I was ecstatic about the idea of writing this, and I anxiously awaited an assignment in short fiction that implored me to explore this concept further. For the first assignment, I felt called to something else; for the second, I had a twinge of inspiration, but when I wrote an exposition of about 300 words, I realized it was not the best fit and moved on to something else for that prompt. Then came the third prompt.
It was perfect, the exact tool I required to develop this tale. I excitedly began my work, but…I couldn’t get into a flow with it. I would write half a page, decide it was bad, delete it, try again, and repeat that cycle. I did this for a few days and found myself at a loss. I considered scrapping it and trying something new, but I could not shake the obligation I had to tell these characters’ story; I had no right to leave them hanging in the air, uncertain about their fate. I needed to start this story somewhere else, so I opted for the middle.
This piece is divided into three sections, where I drop the reader into the formative moments in the protagonist’s journey of recognizing and understanding his feelings of anger towards his father. The first opened with them driving to the train station to bring the father home, the second with the boy observing his parents from afar, and the third with them heading to church after an argument. The second section weighed heaviest on my mind, so I started with it. I closed my eyes, imagined the scene, and allowed it to possess my hands. The words came to me with ease, and finally, I felt the relief of emerging myself in a story that had been confined to the walls of my imagination for so long.

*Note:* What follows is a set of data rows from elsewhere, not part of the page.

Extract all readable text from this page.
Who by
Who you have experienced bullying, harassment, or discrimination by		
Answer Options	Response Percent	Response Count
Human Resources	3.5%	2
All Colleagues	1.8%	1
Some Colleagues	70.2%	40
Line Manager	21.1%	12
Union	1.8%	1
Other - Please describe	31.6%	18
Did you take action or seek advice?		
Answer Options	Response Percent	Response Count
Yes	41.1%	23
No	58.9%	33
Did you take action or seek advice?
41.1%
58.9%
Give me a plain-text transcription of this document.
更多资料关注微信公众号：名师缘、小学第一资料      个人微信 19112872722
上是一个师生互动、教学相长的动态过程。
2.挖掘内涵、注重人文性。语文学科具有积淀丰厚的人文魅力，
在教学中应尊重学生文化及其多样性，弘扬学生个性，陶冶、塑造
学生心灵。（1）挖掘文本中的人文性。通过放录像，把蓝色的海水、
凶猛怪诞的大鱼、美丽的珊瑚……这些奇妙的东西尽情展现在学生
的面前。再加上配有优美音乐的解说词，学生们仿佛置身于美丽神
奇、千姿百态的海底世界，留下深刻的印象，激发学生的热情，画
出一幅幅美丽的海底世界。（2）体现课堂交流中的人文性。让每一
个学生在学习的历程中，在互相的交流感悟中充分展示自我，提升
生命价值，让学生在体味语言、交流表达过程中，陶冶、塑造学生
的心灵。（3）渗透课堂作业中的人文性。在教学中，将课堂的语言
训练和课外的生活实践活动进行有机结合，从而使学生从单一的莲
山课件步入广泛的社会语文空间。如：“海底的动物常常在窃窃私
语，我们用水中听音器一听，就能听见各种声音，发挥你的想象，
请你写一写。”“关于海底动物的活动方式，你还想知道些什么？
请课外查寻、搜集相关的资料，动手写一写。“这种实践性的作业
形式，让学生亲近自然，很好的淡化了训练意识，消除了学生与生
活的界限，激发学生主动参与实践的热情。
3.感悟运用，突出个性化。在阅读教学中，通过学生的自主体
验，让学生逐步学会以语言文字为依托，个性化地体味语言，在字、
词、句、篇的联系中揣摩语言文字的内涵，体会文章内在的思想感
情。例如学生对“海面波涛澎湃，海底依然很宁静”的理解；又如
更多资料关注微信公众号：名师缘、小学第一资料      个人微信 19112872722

Sticking with a story that feels like it’s not working is incredibly draining, but it’s necessary. If I had abandoned this idea, then I may have never written it, and it would have been another unfulfilled desire that scorned my spirit as an author. If you have a story, stand by it, even when it feels impossible. Don’t be afraid to hit Ctrl+A and backspace when it’s not working, regardless of how much you’ve written. Your writing process does not have to be linear; you can start in the middle, or with that line of dialogue that’s been running through your head. Once you complete the work, you’ll thank yourself for persevering, just as I did.